ISO 28000:2022, Security and resilience – Business continuity management systems – Requirements, is available from ISO national member institutes. It may also be obtained directly from the ISO Central Secretariat, respectively through the ISO store or by contacting the Marketing, Communication & Information department.
ISO 28000 – Frequently Asked Questions
1. Why was ISO 28000 revised?
All ISO standards have to be periodically revised to reflect the current collective view of global good practice. To ensure this happens ISO sets a review cycle of 5 years.
In the case of ISO 28000, the first (and last) release was published in 2007 by ISO/TC 8 Ships and marine technology. Since then, the Harmonized Structure of in the ISO directives ANNEX SL, Appendix 2 has been introduced and became mandatory for all ISO Management System Standards, the responsibility was transferred to ISO/TC 292 and pre revision an ad hoc group came to the consensus that a combination of the experience gained in using the standard and the way we now think about security management drove a need to revise the document.
2. The Title of ISO 28000 has changed. Does this impact the standard’s scope and does it still apply to all organizations (in scale, type and industry)?
In the context of the revision ISO insured that the title of the standard is fully aligned to its content. The scope of standard remains the same as the 2007 version. However, the title has been updated to ensure that it is understood that it covers security management systems and it applies to ALL organizations including (but not limited to) organizations in the supply chain.
3. When will the other standards in the 28000 family be revised?
ISO/TC 292/WG 8 has started to investigate end-user needs concerning the revision of the companion standards in the 28000 family. Results are expected to be reported to the Technical Committee at its meeting this summer.
4. My organization is expected to align with ISO 28000; will the revision have an impact on this? If my organization is already certified against the 2012 version, what happens now?

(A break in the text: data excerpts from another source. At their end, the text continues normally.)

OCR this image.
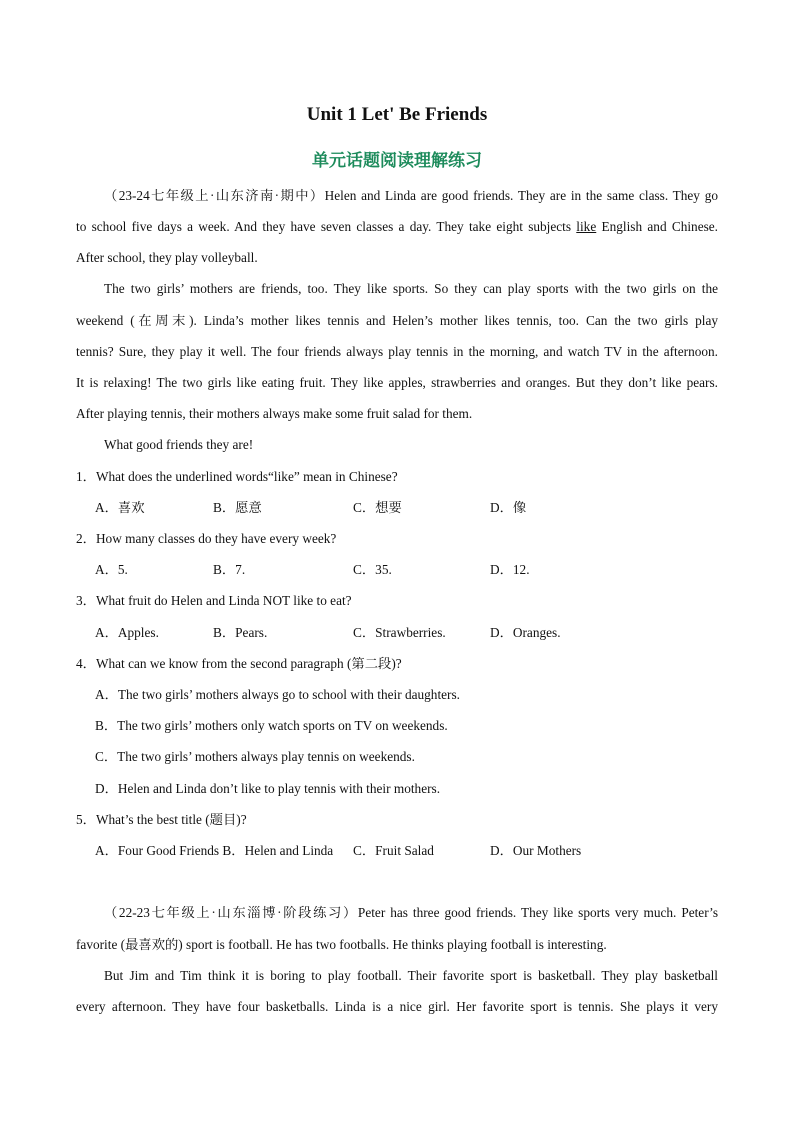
Unit 1 Let' Be Friends
单元话题阅读理解练习
（23-24七年级上·山东济南·期中）Helen and Linda are good friends. They are in the same class. They go
to school five days a week. And they have seven classes a day. They take eight subjects like English and Chinese.
After school, they play volleyball.
The two girls’ mothers are friends, too. They like sports. So they can play sports with the two girls on the
weekend (在周末). Linda’s mother likes tennis and Helen’s mother likes tennis, too. Can the two girls play
tennis? Sure, they play it well. The four friends always play tennis in the morning, and watch TV in the afternoon.
It is relaxing! The two girls like eating fruit. They like apples, strawberries and oranges. But they don’t like pears.
After playing tennis, their mothers always make some fruit salad for them.
What good friends they are!
1．What does the underlined words“like” mean in Chinese?
A．喜欢	B．愿意	C．想要	D．像
2．How many classes do they have every week?
A．5.	B．7.	C．35.	D．12.
3．What fruit do Helen and Linda NOT like to eat?
A．Apples.	B．Pears.	C．Strawberries.	D．Oranges.
4．What can we know from the second paragraph (第二段)?
A．The two girls’ mothers always go to school with their daughters.
B．The two girls’ mothers only watch sports on TV on weekends.
C．The two girls’ mothers always play tennis on weekends.
D．Helen and Linda don’t like to play tennis with their mothers.
5．What’s the best title (题目)?
A．Four Good Friends B．Helen and Linda C．Fruit Salad	D．Our Mothers
（22-23七年级上·山东淄博·阶段练习）Peter has three good friends. They like sports very much. Peter’s
favorite (最喜欢的) sport is football. He has two footballs. He thinks playing football is interesting.
But Jim and Tim think it is boring to play football. Their favorite sport is basketball. They play basketball
every afternoon. They have four basketballs. Linda is a nice girl. Her favorite sport is tennis. She plays it very
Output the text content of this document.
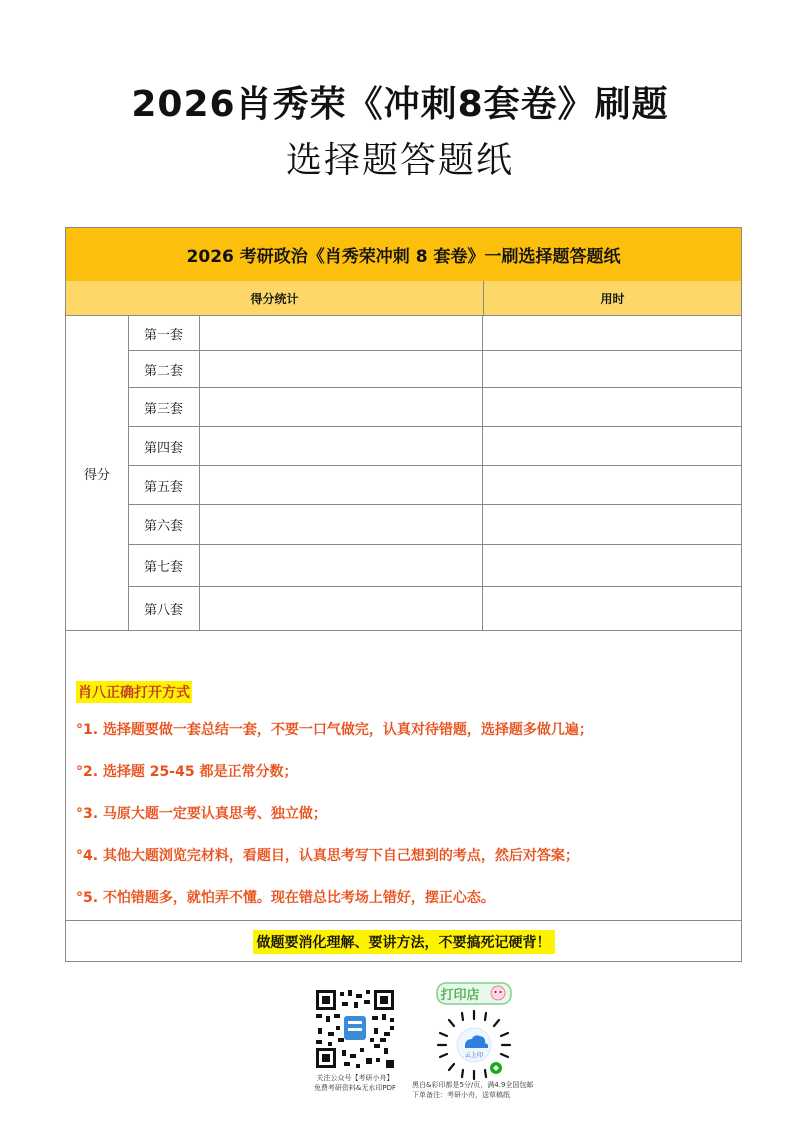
2026肖秀荣《冲刺8套卷》刷题
选择题答题纸
2026 考研政治《肖秀荣冲刺 8 套卷》一刷选择题答题纸
得分统计	用时
得分
第一套
第二套
第三套
第四套
第五套
第六套
第七套
第八套
肖八正确打开方式
°1. 选择题要做一套总结一套，不要一口气做完，认真对待错题，选择题多做几遍；
°2. 选择题 25-45 都是正常分数；
°3. 马原大题一定要认真思考、独立做；
°4. 其他大题浏览完材料，看题目，认真思考写下自己想到的考点，然后对答案；
°5. 不怕错题多，就怕弄不懂。现在错总比考场上错好，摆正心态。
做题要消化理解、要讲方法，不要搞死记硬背！
关注公众号【考研小舟】
免费考研资料&无水印PDF
打印店
云上印
黑白&彩印都是5分/页，满4.9全国包邮
下单备注：考研小舟，送草稿纸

Given that the aim of the revision was not to add new requirements in ISO 28000 when it comess to secrity but to update it to the new ISO format for writing Management Systems Standards it is unlikely there will be a significant impact. There is no immediate impact on organizations that are already certified. Organizations will have 3 years to assess the impact of the new edition of the standard. Since the changes has mostly been about making it inline with all other MSS such as ISO 9001 and ISO 22301, there should be a minimal impact on the certification process.
5. My organization is part way through a certification process using the 2007 version of the standard, will the 2022 version affect that?
No, you will be free to complete the certification process using the previous version and then update it when it requires renewal (after 3 years).
However, considering the age of the old version, in discussion with your certification body you may decide to pause the process and use the new version.
6. Can we still use the 2007 version?
Technically that is possible though anyone purchasing the Standard after the revision will be buying the 2022 version. Moving to the new version will ensure your Security Management System continues to be aligned with the latest good practice.